On average, premiums increased 14 percent, or $16 per month, but some enrollees experienced 38 percent hikes, or $41 per month, GAO said.
The second contract period began in 2009, after the Office of Personnel Management (OPM) announced a seven-year deal with John Hancock. The company began providing long term care insurance to federal employees and retirees in 2002, when FLTCIP began.
Later in the decade, when the contract became available for renewal, John Hancock was among only a few carriers that expressed interest in providing insurance under FLTCIP.
"Some carriers wanted to grow their long-term care insurance business at a slower pace, which detracted from their interest in FLTCIP," GAO said. "At the time of FLTCIP's second contract, factors relating to the program's history had the second-most significant influence on carriers' interest, and generally detracted from it as a result of FLTCIP's need for a premium increase and concerns about transitioning a large, complex program from another carrier."

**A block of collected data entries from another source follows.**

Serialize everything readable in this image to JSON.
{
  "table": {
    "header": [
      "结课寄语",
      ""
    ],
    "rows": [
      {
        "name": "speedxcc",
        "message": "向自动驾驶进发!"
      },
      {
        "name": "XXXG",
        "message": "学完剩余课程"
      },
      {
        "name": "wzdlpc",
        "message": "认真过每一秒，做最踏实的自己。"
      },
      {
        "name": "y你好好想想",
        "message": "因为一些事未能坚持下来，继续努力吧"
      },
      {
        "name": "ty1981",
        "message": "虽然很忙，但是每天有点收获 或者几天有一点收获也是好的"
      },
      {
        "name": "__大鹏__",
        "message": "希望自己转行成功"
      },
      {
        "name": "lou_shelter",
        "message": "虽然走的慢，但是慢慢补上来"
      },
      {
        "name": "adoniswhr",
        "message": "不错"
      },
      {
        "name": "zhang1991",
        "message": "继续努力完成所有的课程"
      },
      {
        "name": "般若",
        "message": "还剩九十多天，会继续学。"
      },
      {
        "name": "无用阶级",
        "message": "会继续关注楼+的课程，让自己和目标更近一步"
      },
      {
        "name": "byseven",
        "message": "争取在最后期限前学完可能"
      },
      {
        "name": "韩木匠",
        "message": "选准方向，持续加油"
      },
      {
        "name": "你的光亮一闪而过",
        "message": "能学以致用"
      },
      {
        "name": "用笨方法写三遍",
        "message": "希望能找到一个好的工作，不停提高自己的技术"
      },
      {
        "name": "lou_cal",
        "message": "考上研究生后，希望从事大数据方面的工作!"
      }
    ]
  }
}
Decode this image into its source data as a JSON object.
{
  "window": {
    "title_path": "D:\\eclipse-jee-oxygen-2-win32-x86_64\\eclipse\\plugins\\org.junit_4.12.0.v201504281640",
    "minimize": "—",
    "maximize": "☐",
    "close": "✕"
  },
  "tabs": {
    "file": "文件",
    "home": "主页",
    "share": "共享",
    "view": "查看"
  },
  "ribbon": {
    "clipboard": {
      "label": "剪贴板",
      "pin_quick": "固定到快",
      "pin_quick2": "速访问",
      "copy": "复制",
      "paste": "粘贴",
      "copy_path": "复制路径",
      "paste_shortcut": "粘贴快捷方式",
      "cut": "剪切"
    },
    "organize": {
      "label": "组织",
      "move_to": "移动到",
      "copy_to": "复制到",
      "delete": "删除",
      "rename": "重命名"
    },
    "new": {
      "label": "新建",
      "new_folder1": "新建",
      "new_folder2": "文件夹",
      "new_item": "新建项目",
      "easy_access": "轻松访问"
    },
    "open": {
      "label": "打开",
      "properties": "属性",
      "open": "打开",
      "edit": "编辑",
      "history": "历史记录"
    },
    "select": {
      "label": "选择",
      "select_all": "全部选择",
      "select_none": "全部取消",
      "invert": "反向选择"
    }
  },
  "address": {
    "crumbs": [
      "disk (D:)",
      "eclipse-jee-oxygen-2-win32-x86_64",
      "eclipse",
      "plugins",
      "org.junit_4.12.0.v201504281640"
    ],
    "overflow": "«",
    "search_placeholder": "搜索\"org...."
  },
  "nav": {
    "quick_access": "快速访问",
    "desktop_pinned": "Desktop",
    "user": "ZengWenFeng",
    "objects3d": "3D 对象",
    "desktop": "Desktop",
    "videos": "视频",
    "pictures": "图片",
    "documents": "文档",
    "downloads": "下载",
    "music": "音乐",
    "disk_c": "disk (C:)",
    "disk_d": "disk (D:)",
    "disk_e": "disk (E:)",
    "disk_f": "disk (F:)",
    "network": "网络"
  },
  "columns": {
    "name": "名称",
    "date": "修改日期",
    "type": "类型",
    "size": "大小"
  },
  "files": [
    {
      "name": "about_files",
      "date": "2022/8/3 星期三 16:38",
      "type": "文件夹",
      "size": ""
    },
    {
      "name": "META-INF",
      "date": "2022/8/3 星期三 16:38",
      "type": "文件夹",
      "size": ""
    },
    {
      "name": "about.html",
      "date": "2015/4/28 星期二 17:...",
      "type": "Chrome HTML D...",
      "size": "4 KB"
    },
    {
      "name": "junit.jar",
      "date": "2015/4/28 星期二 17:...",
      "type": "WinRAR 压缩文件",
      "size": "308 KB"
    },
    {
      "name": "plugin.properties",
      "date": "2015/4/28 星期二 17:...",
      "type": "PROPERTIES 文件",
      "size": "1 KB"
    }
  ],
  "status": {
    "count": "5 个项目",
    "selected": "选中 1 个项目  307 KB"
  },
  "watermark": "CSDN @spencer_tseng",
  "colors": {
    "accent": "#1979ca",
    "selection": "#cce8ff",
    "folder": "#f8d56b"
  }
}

More than 220,000 people had purchased insurance under FLTCIP, as of April 30, 2011, according to a statement from Sens. Herb Kohl (D-Wis.) and Daniel Akaka (D-Hawaii), two of six lawmakers who requested the GAO study.
To limit premium hikes, FLTCIP offered enrollees the option to change their benefits, GAO said. About half of those facing an increase made no changes.
"The rate increases raised serious concerns about the management of the Federal Long Term Care Insurance Program and poor OPM oversight and communication with enrollees," Akaka said, "I am pleased that this report shows a renewed commitment at OPM to effectively oversee this program and to make sure federal employees have accurate information about their benefits and the strength of the program."